Today’s CPI numbers must surely kick one of the last few remaining supports out from under the Reserve Bank’s view of inflation and monetary policy. Yes, the headline number was slightly less low than they had forecast. But the real issue here isn’t about actual inflation vs the projections of a few weeks ago, but about the underlying picture of inflation.
Ever since the end of the 2008/09 recession, the Bank has been telling us that inflation was going to pick up again. And it did briefly, as in quite a few other advanced countries. New Zealand’s non-tradables inflation (ex GST) got up to around 3 per cent in 2011. Like New Zealand, a wide range of other OECD countries (although not the US or UK) actually raised policy interest rates in 2010/11. With hindsight it was unnecessary, but on the evidence to hand they were probably reasonable calls at the time.
But our Reserve Bank has gone on picking that inflation would rise. For a time it still seemed plausible, as the scale of the repair process in Christchurch after the 2010/11 earthquakes became apparent. In fairness to the Reserve Bank, most of the local market economists have been even more convinced that inflation would rise (and more “hawkish” on policy).
But it just has not happened. There have been isolated pockets of inflation. Some of it was just taxes – Tariana Turia’s gift to closing the deficit in the form of repeated increases in tobacco taxes. And construction costs did rise, especially in Christchurch. Big real shocks typically induce relative price changes. And there was no widespread spillover of Christchurch construction cost inflation to the rest of the economy.
Where do we stand now? I’m not mentioning headline inflation – it didn’t matter much when it was nearly 5 per cent, and it doesn’t matter that much that it is currently nearly zero. But the Reserve Bank’s best estimate of core inflation – the sectoral factor model – was last above 2 per cent in the year to December 2009. It hung around 1.5 per cent for some time, and in the last couple of quarters has fallen again, and it is now around 1.3 per cent. This is a very slow-moving series, and being that close to the bottom of the target range should be of serious concern to the Reserve Bank.
Concern should be mounting because other core measures, while perhaps less informative (noisier), are at least as weak. Trimmed mean inflation – the best of the rest in my view – was 0.6 per cent in the year to March. That measure is constructed in a way that will have given no weight to falling petrol prices or rising cigarette prices. I could go on. Non-tradables should probably be around 3 per cent when overall CPI inflation is on target at 2 per cent. Non-tradables inflation got as high as 3 per cent in the year to last March as construction cost inflation picked up, but was only 2.3 per cent in the year to March 2015 – barely above the lows reached in the depths of the recession.
Is there comfort anywhere else? I don’t think so. Wage inflation is showing no sign of picking up, inflation expectations are likely to keep falling, and a high exchange rate can’t even really be blamed for low headline inflation – the exchange rate in recent months has been lower than (certainly no higher than) it was early last year.

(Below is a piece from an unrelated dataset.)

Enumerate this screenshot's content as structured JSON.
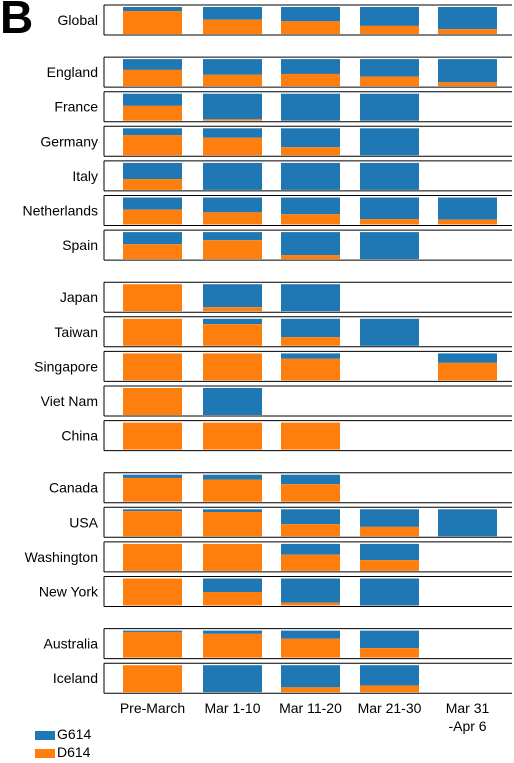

Inflation globally is weak. Commodity prices are falling. Growth in China – the largest component in global growth in recent years – is weakening. And although there is still a lot of building activity going on in Christchurch there is little sign of pressure on resources (or inflation) getting more intense there. It is very difficult to see core inflation rising from here, on anything like current policy.
The case for OCR increases last year was always weak, but it was within a range of plausible outcomes. But time showed that those increases were unnecessary, and the Bank has gradually abandoned the plans the Governor had talked about of raising the OCR by 200 basis points. What isn’t clear is why the Bank won’t now reverse the unnecessary OCR increases. Inflation is well below target, and has repeatedly surprised on the low side. Unemployment is still above any reasonable sense of a NAIRU, the recovery has not been strong by historical standards, and the Bank repeatedly anguishes in its policy statements about an overvalued exchange rate.
No one knows the future, and even forecasts of the near-future should be held rather lightly. But when (Bank and market economist) forecasts have been consistently wrong, there is a strong case for looking out the window and reacting to what we see now. And what we see is low and falling inflation, subdued credit growth, quite-high unemployment, and a troublingly high exchange rate. House price inflation is certainly higher than most would like, but the Governor told us at the March Monetary Policy Statement that house prices were not a particular factor in his recent interest rate decisions.
Most other advanced and emerging countries have been cutting policy rates in the last year. Today’s inflation number is further evidence that New Zealand should join them. A strict inflation targeter would (if there were any such) but a flexible one certainly now should be.